Os infratores estarão sujeitos às seguintes sanções, individual ou cumulativamente: advertência, multa, suspensão da homologação, cancelamento da homologação, suspensão da designação, cancelamento da designação. Pela comercialização, no país, de produtos não homologados, quando estes forem passíveis de homologação, a pena prevista é de multa e providências para apreensão.
Na aplicação de sanções, serão considerados a natureza e a gravidade da infração, os danos dela resultantes para os serviços, para os usuários ou para as prestadoras e provedoras de serviços, a situação econômica, a vantagem auferida pelo infrator, as reincidências e circunstâncias agravantes.
Caberá a lacração de equipamento sempre que não for possível realizar sua apreensão.
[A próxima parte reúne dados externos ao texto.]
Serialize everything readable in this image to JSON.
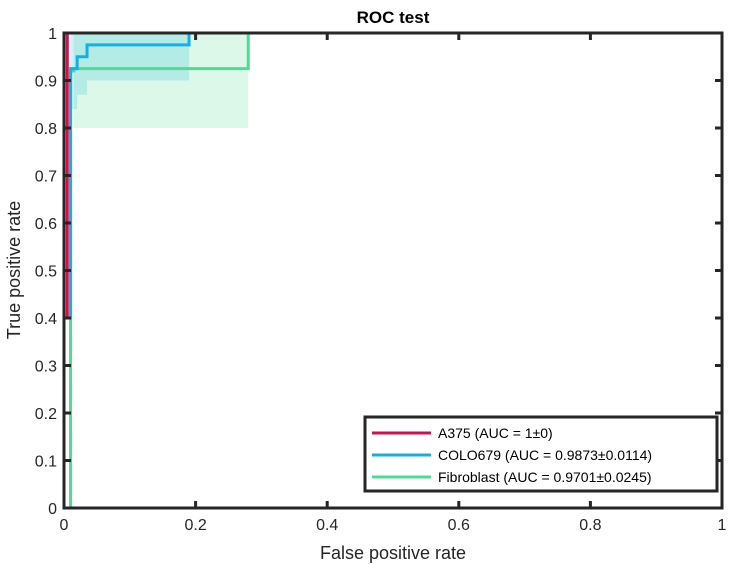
{
  "chart_data": {
    "type": "line",
    "title": "ROC test",
    "xlabel": "False positive rate",
    "ylabel": "True positive rate",
    "xlim": [
      0,
      1
    ],
    "ylim": [
      0,
      1
    ],
    "xticks": [
      0,
      0.2,
      0.4,
      0.6,
      0.8,
      1
    ],
    "yticks": [
      0,
      0.1,
      0.2,
      0.3,
      0.4,
      0.5,
      0.6,
      0.7,
      0.8,
      0.9,
      1
    ],
    "xtick_labels": [
      "0",
      "0.2",
      "0.4",
      "0.6",
      "0.8",
      "1"
    ],
    "ytick_labels": [
      "0",
      "0.1",
      "0.2",
      "0.3",
      "0.4",
      "0.5",
      "0.6",
      "0.7",
      "0.8",
      "0.9",
      "1"
    ],
    "grid": false,
    "legend_position": "bottom-right",
    "series": [
      {
        "name": "A375 (AUC = 1±0)",
        "color": "#d0104c",
        "x": [
          0,
          0,
          0.005,
          0.005,
          1
        ],
        "y": [
          0,
          0.4,
          0.4,
          1,
          1
        ],
        "band": null
      },
      {
        "name": "COLO679 (AUC = 0.9873±0.0114)",
        "color": "#11b0ed",
        "x": [
          0,
          0,
          0.01,
          0.01,
          0.02,
          0.02,
          0.035,
          0.035,
          0.19,
          0.19,
          1
        ],
        "y": [
          0,
          0.4,
          0.4,
          0.925,
          0.925,
          0.95,
          0.95,
          0.975,
          0.975,
          1,
          1
        ],
        "band": {
          "x": [
            0.01,
            0.02,
            0.02,
            0.035,
            0.035,
            0.19,
            0.19
          ],
          "lower": [
            0.84,
            0.84,
            0.87,
            0.87,
            0.9,
            0.9,
            0.96
          ],
          "upper": [
            1,
            1,
            1,
            1,
            1,
            1,
            1
          ]
        }
      },
      {
        "name": "Fibroblast (AUC = 0.9701±0.0245)",
        "color": "#4ddc93",
        "x": [
          0,
          0.01,
          0.01,
          0.015,
          0.015,
          0.28,
          0.28,
          1
        ],
        "y": [
          0,
          0,
          0.92,
          0.92,
          0.925,
          0.925,
          1,
          1
        ],
        "band": {
          "x": [
            0.015,
            0.28
          ],
          "lower": [
            0.8,
            0.8
          ],
          "upper": [
            1,
            1
          ]
        }
      }
    ]
  }
}
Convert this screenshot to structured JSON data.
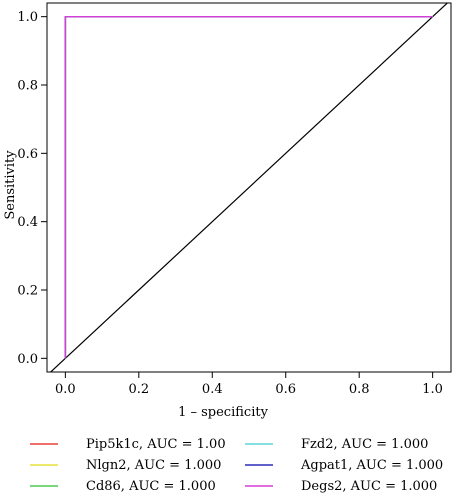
{
  "chart_data": {
    "type": "line",
    "title": "",
    "xlabel": "1 – specificity",
    "ylabel": "Sensitivity",
    "xlim": [
      -0.05,
      1.05
    ],
    "ylim": [
      -0.04,
      1.04
    ],
    "x_ticks": [
      0.0,
      0.2,
      0.4,
      0.6,
      0.8,
      1.0
    ],
    "x_tick_labels": [
      "0.0",
      "0.2",
      "0.4",
      "0.6",
      "0.8",
      "1.0"
    ],
    "y_ticks": [
      0.0,
      0.2,
      0.4,
      0.6,
      0.8,
      1.0
    ],
    "y_tick_labels": [
      "0.0",
      "0.2",
      "0.4",
      "0.6",
      "0.8",
      "1.0"
    ],
    "grid": false,
    "legend_position": "bottom",
    "reference_line": {
      "x": [
        -0.05,
        1.05
      ],
      "y": [
        -0.05,
        1.05
      ],
      "color": "#000000"
    },
    "series": [
      {
        "name": "Pip5k1c",
        "auc_label": "Pip5k1c, AUC = 1.00",
        "color": "#e8413c",
        "x": [
          0,
          0,
          1
        ],
        "y": [
          0,
          1,
          1
        ]
      },
      {
        "name": "Nlgn2",
        "auc_label": "Nlgn2, AUC = 1.000",
        "color": "#e6e03a",
        "x": [
          0,
          0,
          1
        ],
        "y": [
          0,
          1,
          1
        ]
      },
      {
        "name": "Cd86",
        "auc_label": "Cd86, AUC = 1.000",
        "color": "#4fc94f",
        "x": [
          0,
          0,
          1
        ],
        "y": [
          0,
          1,
          1
        ]
      },
      {
        "name": "Fzd2",
        "auc_label": "Fzd2, AUC = 1.000",
        "color": "#5cd6d6",
        "x": [
          0,
          0,
          1
        ],
        "y": [
          0,
          1,
          1
        ]
      },
      {
        "name": "Agpat1",
        "auc_label": "Agpat1, AUC = 1.000",
        "color": "#2c2cb8",
        "x": [
          0,
          0,
          1
        ],
        "y": [
          0,
          1,
          1
        ]
      },
      {
        "name": "Degs2",
        "auc_label": "Degs2, AUC = 1.000",
        "color": "#d63fd6",
        "x": [
          0,
          0,
          1
        ],
        "y": [
          0,
          1,
          1
        ]
      }
    ]
  }
}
O valor das multas a serem aplicadas, individualmente, pelo descumprimento de quaisquer dispositivos deste Regulamento, não poderá ser inferior a R$ 100,00 (cem reais), nem superior a R$ 3.000.000,00 (três milhões de reais).
I-) assegurar que os produtos comercializados ou utilizados no País estejam em conformidade com os Regulamentos editados ou com as normas adotadas pela Anatel;
II-) assegurar que os fornecedores dos produtos atendam a requisitos mínimos de qualidade para seus produtos;
III-) assegurar que os produtos para telecomunicação comercializados no País, em particular aqueles ofertados pelo comércio diretamente ao público, possuam um padrão mínimo de qualidade e adequação aos serviços a que se destinam;
IV-) assegurar o atendimento aos requisitos de segurança e de não agressão ao ambiente;
V-) facilitar a inserção do Brasil em acordos internacionais de reconhecimento mútuo;
VI-) promover a isonomia no tratamento dispensado aos interessados na certificação e na homologação de produtos para telecomunicação; e
VII-) dar tratamento confidencial às informações técnicas, que assim o exijam, dentre as disponibilizadas pelas partes interessadas por força deste Regulamento.

Categoria I: Renovação anual do certificado
Equipamentos terminais destinados ao uso do público em geral para acesso a serviço de telecomunicações de interesse coletivo.
Alguns produtos enquadrados nesta categoria: alguns tipos de cabos, carregador de telefone celular, filtro ADSL, modem (analógico, ADSL, VDSL), sistema de ramal sem fio, telefones em geral, celulares, PABX, entre outros.

Categoria II: Renovação do Certificado a cada 2 anos
Equipamentos não incluídos na definição da Categoria I, mas que fazem uso do espectro radioelétrico para transmissão de sinais, incluindo-se antenas e aqueles caracterizados, em regulamento específico, como equipamentos de radiocomunicação de radiação restrita.
Alguns produtos enquadrados nesta categoria: equipamentos BPL, repetidor de TV, transceptor com espalhamento espectral, transceptor para estação rádio-base, entre outros.

Categoria III: Sem exigência de renovação do Certificado
Quaisquer produtos ou equipamentos não enquadrados nas definições das Categorias I e II, cuja regulamentação seja necessária:
a) à garantia da interoperabilidade das redes de suporte aos serviços de telecomunicações;
b) à confiabilidade das redes de suporte aos serviços de telecomunicações; ou
c) à garantia da compatibilidade eletromagnética e da segurança elétrica.
Alguns produtos enquadrados nesta categoria: alguns tipos de cabos, central de comutação digital, equipamentos de rede de dados (ex: switches), multiplex óptico (WDM/CWDM/DWDM), plataforma multiserviço, entre outros.